Previous analyses of texturally equilibrated, hydrostatically annealed olivine rocks containing metal and metal–sulfide melts have determined that these melts do not form interconnected networks at low volume fractions. To characterize the change in connectivity of metal melt in response to deformation, we used optical microscopy and electron microprobe analyses to investigate the microstructures of samples of olivine+gold sheared to shear strains of >200%. Deformation causes the development of a strong melt-preferred orientation 13–15° to the shear plane and antithetic to the shear direction. This melt-preferred orientation consists of previously isolated pockets of gold melt that have connected into networks extending for many grain lengths, as well as linear “trails” of isolated pockets.
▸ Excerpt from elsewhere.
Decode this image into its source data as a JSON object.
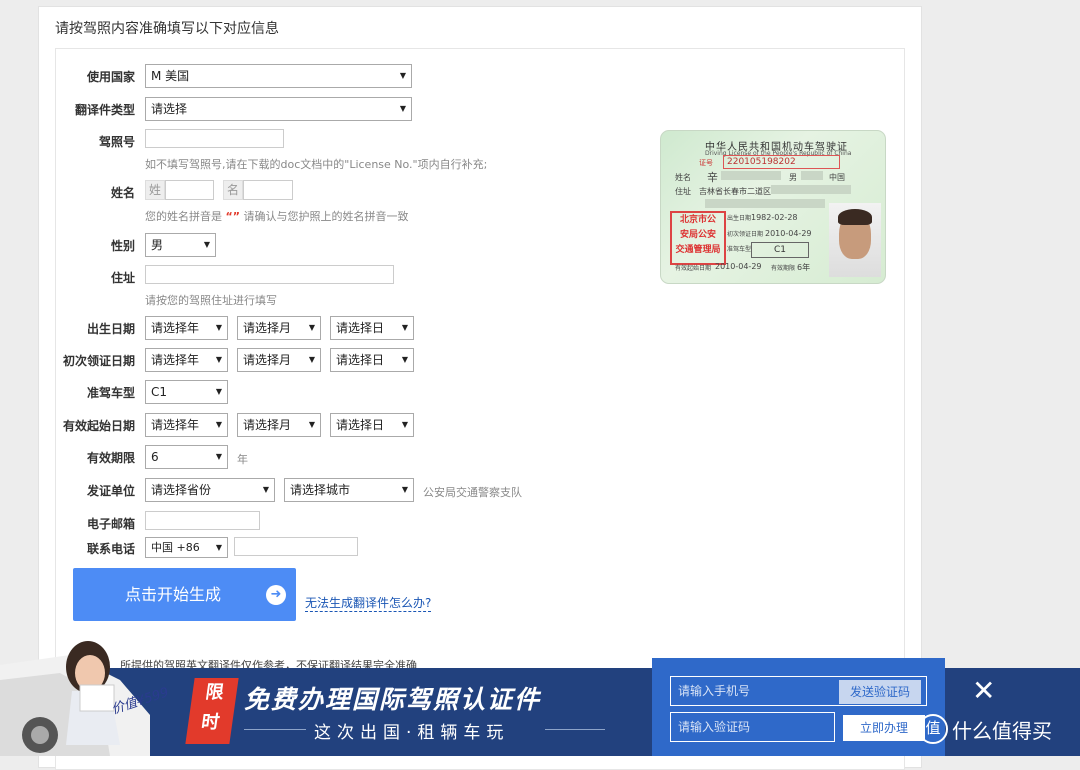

Melt was observed to have migrated 125–200 μm in response to pressure gradients induced by serrations in the pistons in contact with the sample, proving that finite permeability exists during deformation well below the critical melt fraction for connectivity. Consideration of the balance between differential and interfacial stresses on melt pockets indicates that melt channels formed in response to deformation can drain rocks to a very small melt fraction in a direction subparallel to the shear direction, stranding less melt than drainage under hydrostatic conditions. Therefore, core formation by percolative flow of non-wetting melt in actively deforming planets and planetesimals may be accomplished more efficiently than previously believed. In addition, core material entrained in the mantle at the core–mantle boundary will be strongly aligned sub-horizontally in regions of horizontal shear and have little to no permeability in the vertical direction, providing a mechanism to trap core material in Dʺ.